Let go. Sacrifice yourself .
I didn’t know how.
“Again,” Dimitri said.
I nodded, and reached for another star.
Scarlet climbed out of the Dumpster after another session with Grandma. Behind her, the sun cast purple shadows over the horizon. Her red hair stuck together, stringy and greasy. Her T-shirt, wet with sweat, clung to her curves and hitched under her bra straps. And, phew, she no doubt smelled like the Deluxe Sanitation Master she’d been calling home lately.
I’d hidden behind a moldy refrigerator, the largest piece of junk I could find among the discarded tires and sinks and other debris crowding the grounds.

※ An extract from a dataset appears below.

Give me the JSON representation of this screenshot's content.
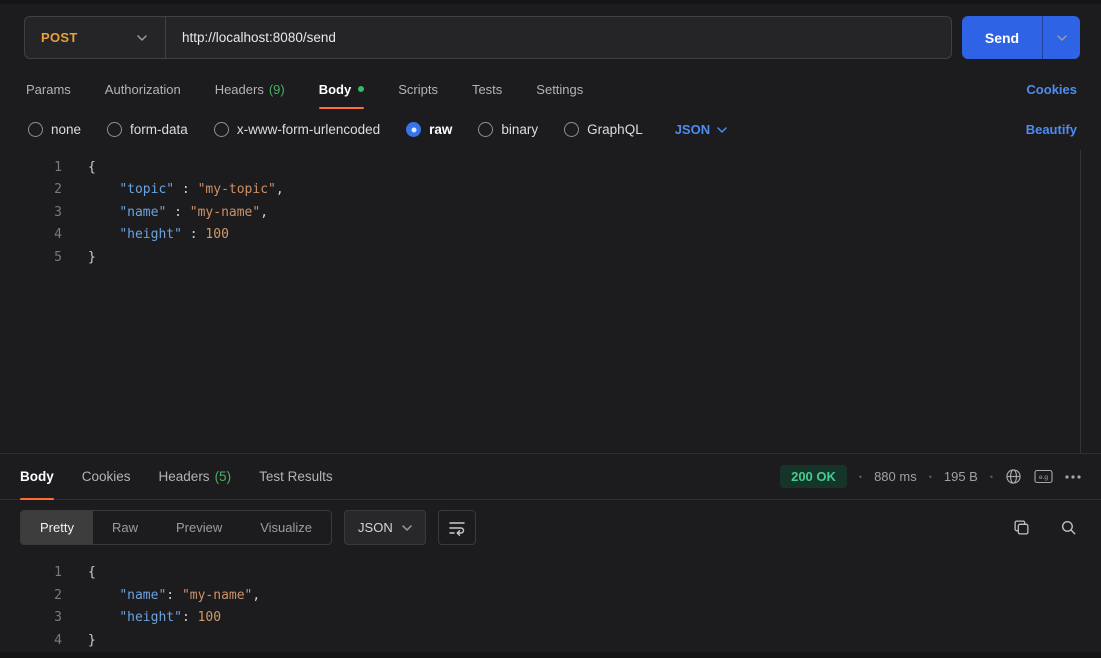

Scarlet had been channeling the first layer of hell for a good chunk of the day. The witches had been tight-lipped about what she’d discovered. With Ant Eater in charge, I was firmly out of the loop.
I watched Scarlet walk inside the Shoney’s and meet Frieda at one of the back booths, within view of the Dumpster. Blast it. I stretched my cramped legs as far as I could without standing up. The witches’ chicken fingers baskets arrived right away. Frieda must have ordered early.
This was it. I’d have to make do with the time I had.
Back at the Red Skull, I’d never made it into the Yardsaver to confess to Grandma that I didn’t take the potion. Now, I had even bigger problems and no Grandma. I was dying to know what Scarlet had been doing in there. Not that I expected to conjure up whatever these witches did in the Cave of Visions. But if there was a tiny bit of my grandma in there…
I clambered up on a stack of wooden produce flats and slipped inside the rotting Dumpster. If I thought the acrid smell of garbage burned my nose from the outside—jiminey Christmas—try standing on the stuff. I cringed as I sank down to my ankles in the remains of this morning’s Rootin’ Tootin’ Breakfast Buffet. The back of my mouth watered. Don’t heave . I didn’t know how Scarlet did it.